Decyzję o wyborze Westinghouse Nuclear jako partnera w projekcie elektrowni jądrowej ogłosił premier Mateusz Morawiecki. Oficjalna uchwała Rady Ministrów w tej kwestii ma zostać opublikowana w środę. Szef polskiego rządu poinformował, że to rozstrzygnięcie było poprzedzone rozmowami z wiceprezydent USA Kamalą Harris i sekretarz energii Jennifer Granholm. Negocjacje na temat współpracy w tej kwestii trwały od drugiej połowy 2020 roku.
Zgodnie z obecnymi założeniami, budowa polskiej elektrowni atomowej ma się rozpocząć w roku 2026. Pierwszy reaktor ma być gotowy 7 lat później. Docelowo ma ich być sześć.
Ambasador USA w Polsce Mark Brzezinski przyjął decyzję Warszawy z entuzjazmem. Podkreślił, że wybór amerykańskiego partnera buduje i umacnia sojusz między obydwoma państwami.
Amerykańska firma rywalizowała o możliwość zawarcia kontraktu z francuskim przedsiębiorstwem Electricite de France oraz południowokoreańskim Korea Hydro & Nuclear Power.

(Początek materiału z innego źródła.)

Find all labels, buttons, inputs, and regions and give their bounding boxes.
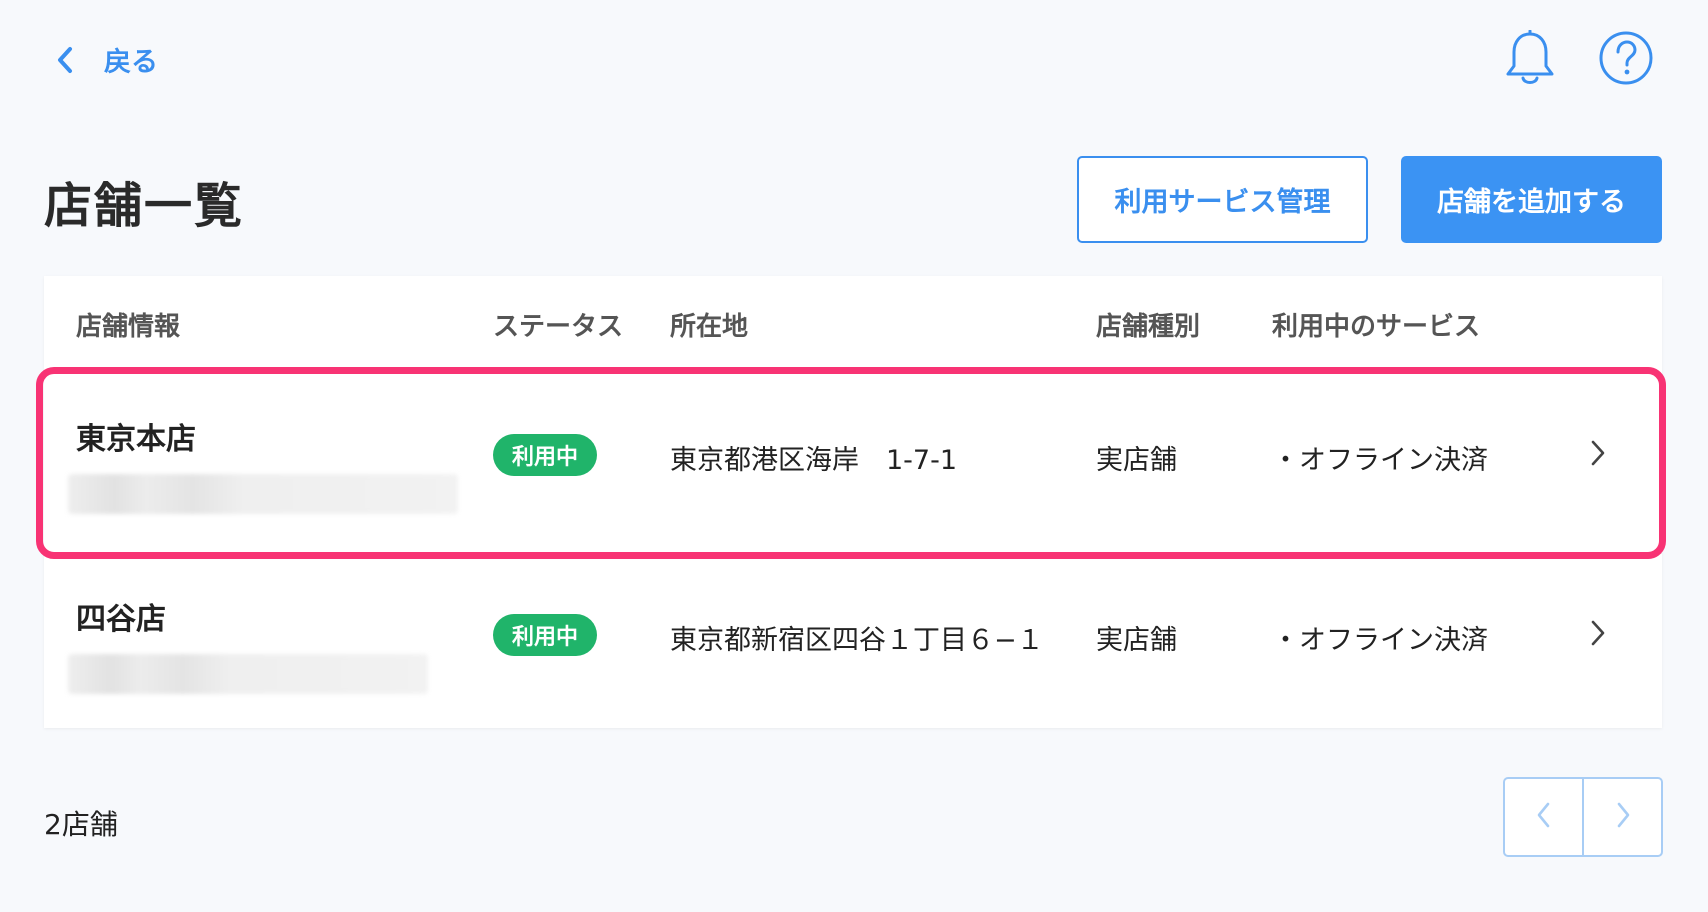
back-link[interactable]: 戻る [56,40,158,79]
chevron-right-icon [1615,801,1631,833]
chevron-right-icon[interactable] [1590,618,1606,652]
previous-page-button[interactable] [1505,779,1584,855]
top-icons [1504,29,1654,92]
manage-services-button[interactable]: 利用サービス管理 [1077,156,1368,243]
add-store-button[interactable]: 店舗を追加する [1401,156,1662,243]
store-table: 店舗情報 ステータス 所在地 店舗種別 利用中のサービス 東京本店 利用中 東京… [44,276,1662,728]
redacted-store-detail [68,654,428,694]
store-type: 実店舗 [1096,625,1177,656]
store-services: ・オフライン決済 [1272,625,1488,656]
store-services: ・オフライン決済 [1272,445,1488,476]
store-list-page: 戻る 店舗一覧 利用サービス管理 店舗を追加する 店舗情報 ステータス 所在地 … [0,0,1708,912]
store-address: 東京都港区海岸 1-7-1 [670,445,958,476]
help-icon[interactable] [1598,30,1654,92]
column-header-store-info: 店舗情報 [76,312,181,342]
table-row[interactable]: 四谷店 利用中 東京都新宿区四谷１丁目６−１ 実店舗 ・オフライン決済 [44,553,1662,733]
status-badge: 利用中 [493,614,597,656]
store-name: 東京本店 [76,422,196,457]
column-header-services: 利用中のサービス [1272,312,1481,342]
redacted-store-detail [68,474,458,514]
store-count: 2店舗 [44,808,118,841]
store-type: 実店舗 [1096,445,1177,476]
column-header-address: 所在地 [670,312,749,342]
store-name: 四谷店 [76,602,166,637]
chevron-right-icon[interactable] [1590,438,1606,472]
page-title: 店舗一覧 [44,178,245,234]
chevron-left-icon [1536,801,1552,833]
chevron-left-icon [56,46,74,74]
column-header-store-type: 店舗種別 [1096,312,1201,342]
table-row[interactable]: 東京本店 利用中 東京都港区海岸 1-7-1 実店舗 ・オフライン決済 [44,374,1662,554]
column-header-status: ステータス [493,312,624,342]
back-label: 戻る [104,47,158,78]
store-address: 東京都新宿区四谷１丁目６−１ [670,625,1044,656]
pagination [1503,777,1663,857]
bell-icon[interactable] [1504,29,1556,92]
status-badge: 利用中 [493,434,597,476]
next-page-button[interactable] [1584,779,1661,855]
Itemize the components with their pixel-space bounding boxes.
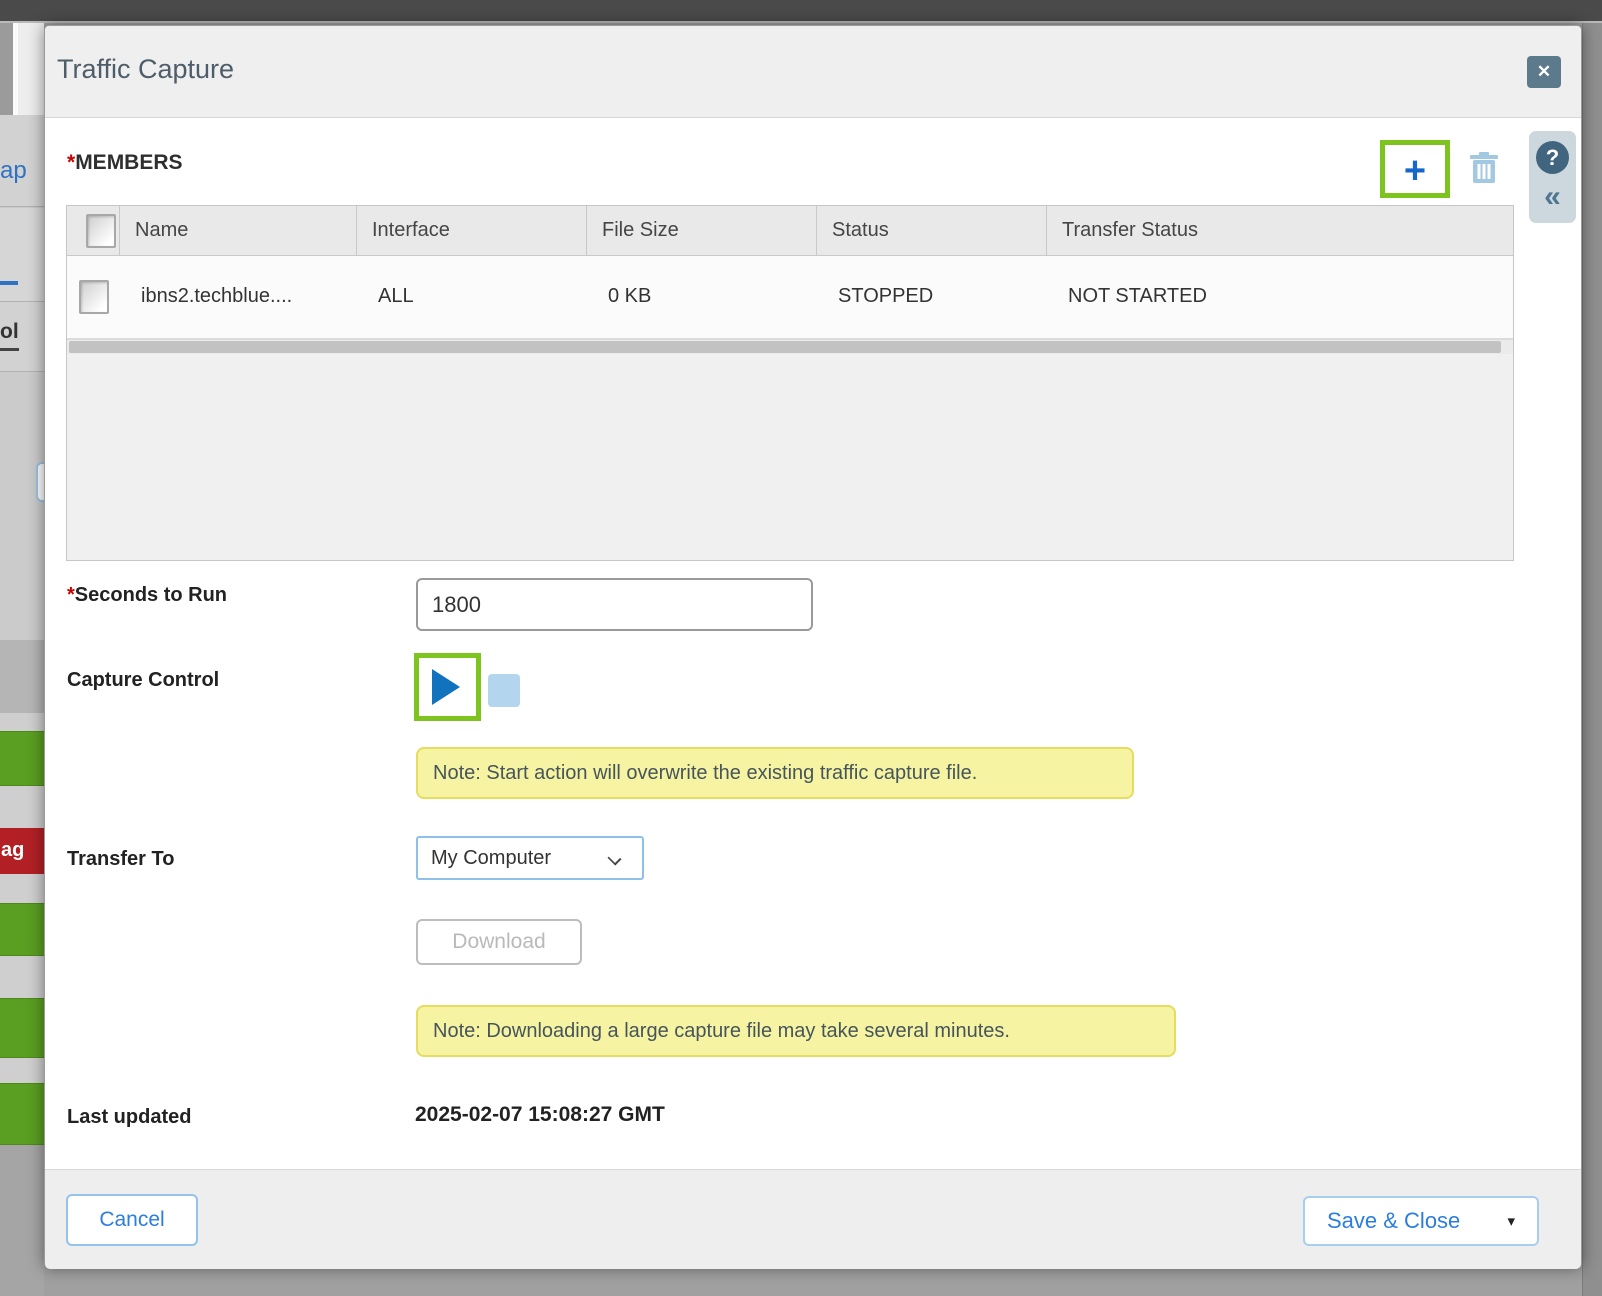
row-checkbox[interactable]	[79, 280, 109, 314]
background-tab-fragment[interactable]: ol	[0, 320, 19, 351]
dialog-footer: Cancel Save & Close ▾	[45, 1169, 1581, 1269]
save-and-close-label: Save & Close	[1327, 1208, 1460, 1234]
row-interface: ALL	[357, 256, 587, 338]
add-member-icon[interactable]: +	[1385, 146, 1445, 198]
last-updated-label: Last updated	[67, 1106, 191, 1129]
stop-capture-button[interactable]	[488, 674, 520, 707]
required-marker: *	[67, 151, 75, 174]
row-transfer-status: NOT STARTED	[1047, 256, 1513, 338]
table-empty-area	[67, 354, 1513, 560]
row-status: STOPPED	[817, 256, 1047, 338]
seconds-to-run-label-text: Seconds to Run	[75, 584, 227, 606]
page-top-bar	[0, 0, 1602, 23]
traffic-capture-dialog: Traffic Capture ✕ *MEMBERS + ? « Name In…	[44, 25, 1582, 1268]
play-icon	[432, 669, 460, 705]
help-icon[interactable]: ?	[1536, 141, 1569, 174]
background-grid-gap	[0, 874, 44, 903]
horizontal-scrollbar	[67, 339, 1513, 354]
members-table: Name Interface File Size Status Transfer…	[66, 205, 1514, 561]
save-and-close-button[interactable]: Save & Close ▾	[1303, 1196, 1539, 1246]
select-all-checkbox[interactable]	[86, 214, 116, 248]
capture-control-label: Capture Control	[67, 669, 219, 692]
background-status-bar-red: ag	[0, 828, 44, 874]
chevron-down-icon	[607, 851, 621, 865]
seconds-to-run-label: *Seconds to Run	[67, 584, 227, 607]
cancel-button[interactable]: Cancel	[66, 1194, 198, 1246]
background-status-bar-green	[0, 998, 44, 1058]
transfer-to-value: My Computer	[418, 847, 551, 870]
members-label: *MEMBERS	[67, 151, 183, 175]
transfer-to-select[interactable]: My Computer	[416, 836, 644, 880]
background-subtab-area: ol	[0, 302, 44, 372]
row-name: ibns2.techblue....	[120, 256, 357, 338]
background-active-tab-underline	[0, 281, 18, 285]
background-toolbar-area	[0, 372, 44, 640]
members-label-text: MEMBERS	[75, 151, 182, 174]
background-tabbar-area	[0, 208, 44, 302]
start-note: Note: Start action will overwrite the ex…	[416, 747, 1134, 799]
background-grid-gap	[0, 786, 44, 828]
horizontal-scrollbar-thumb[interactable]	[69, 341, 1501, 353]
download-note: Note: Downloading a large capture file m…	[416, 1005, 1176, 1057]
collapse-panel-icon[interactable]: «	[1529, 177, 1576, 217]
close-icon[interactable]: ✕	[1527, 56, 1561, 88]
row-checkbox-cell	[67, 256, 120, 338]
dialog-header: Traffic Capture ✕	[45, 26, 1581, 118]
column-header-name[interactable]: Name	[120, 206, 357, 255]
last-updated-value: 2025-02-07 15:08:27 GMT	[415, 1103, 665, 1127]
members-table-header: Name Interface File Size Status Transfer…	[67, 206, 1513, 256]
dialog-title: Traffic Capture	[57, 54, 234, 85]
help-panel: ? «	[1529, 131, 1576, 223]
row-file-size: 0 KB	[587, 256, 817, 338]
column-header-file-size[interactable]: File Size	[587, 206, 817, 255]
column-header-status[interactable]: Status	[817, 206, 1047, 255]
background-footer-area	[0, 1145, 44, 1296]
background-sidebar-edge	[0, 23, 13, 115]
background-grid-gap	[0, 956, 44, 998]
transfer-to-label: Transfer To	[67, 848, 174, 871]
required-marker: *	[67, 584, 75, 606]
column-header-transfer-status[interactable]: Transfer Status	[1047, 206, 1513, 255]
background-status-bar-green	[0, 1083, 44, 1145]
caret-down-icon[interactable]: ▾	[1507, 1212, 1515, 1230]
background-grid-header-edge	[0, 640, 44, 713]
download-button[interactable]: Download	[416, 919, 582, 965]
background-header-area	[0, 23, 44, 115]
seconds-to-run-input[interactable]	[416, 578, 813, 631]
background-link-fragment[interactable]: ap	[0, 157, 27, 185]
background-page-left-strip: ap ol ag	[0, 23, 44, 1296]
background-status-bar-green	[0, 731, 44, 786]
background-page-right-strip	[1582, 23, 1602, 1296]
column-header-interface[interactable]: Interface	[357, 206, 587, 255]
delete-member-icon[interactable]	[1469, 151, 1499, 185]
start-capture-button[interactable]	[426, 665, 469, 709]
background-panel-edge	[13, 23, 18, 115]
table-row[interactable]: ibns2.techblue.... ALL 0 KB STOPPED NOT …	[67, 256, 1513, 339]
background-status-bar-green	[0, 903, 44, 956]
select-all-cell	[67, 206, 120, 255]
background-grid-gap	[0, 1058, 44, 1083]
background-breadcrumb-area: ap	[0, 115, 44, 207]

Jednocześnie wicepremier Jacek Sasin zapowiada, że w najbliższych dniach odbędą się w Seulu kolejne rozmowy dotyczące rozwoju energetyki jądrowej w naszym kraju. Więc nie jest wykluczone, że w kolejne projekty zostanie również zaangażowany wykonawca z Korei Południowej.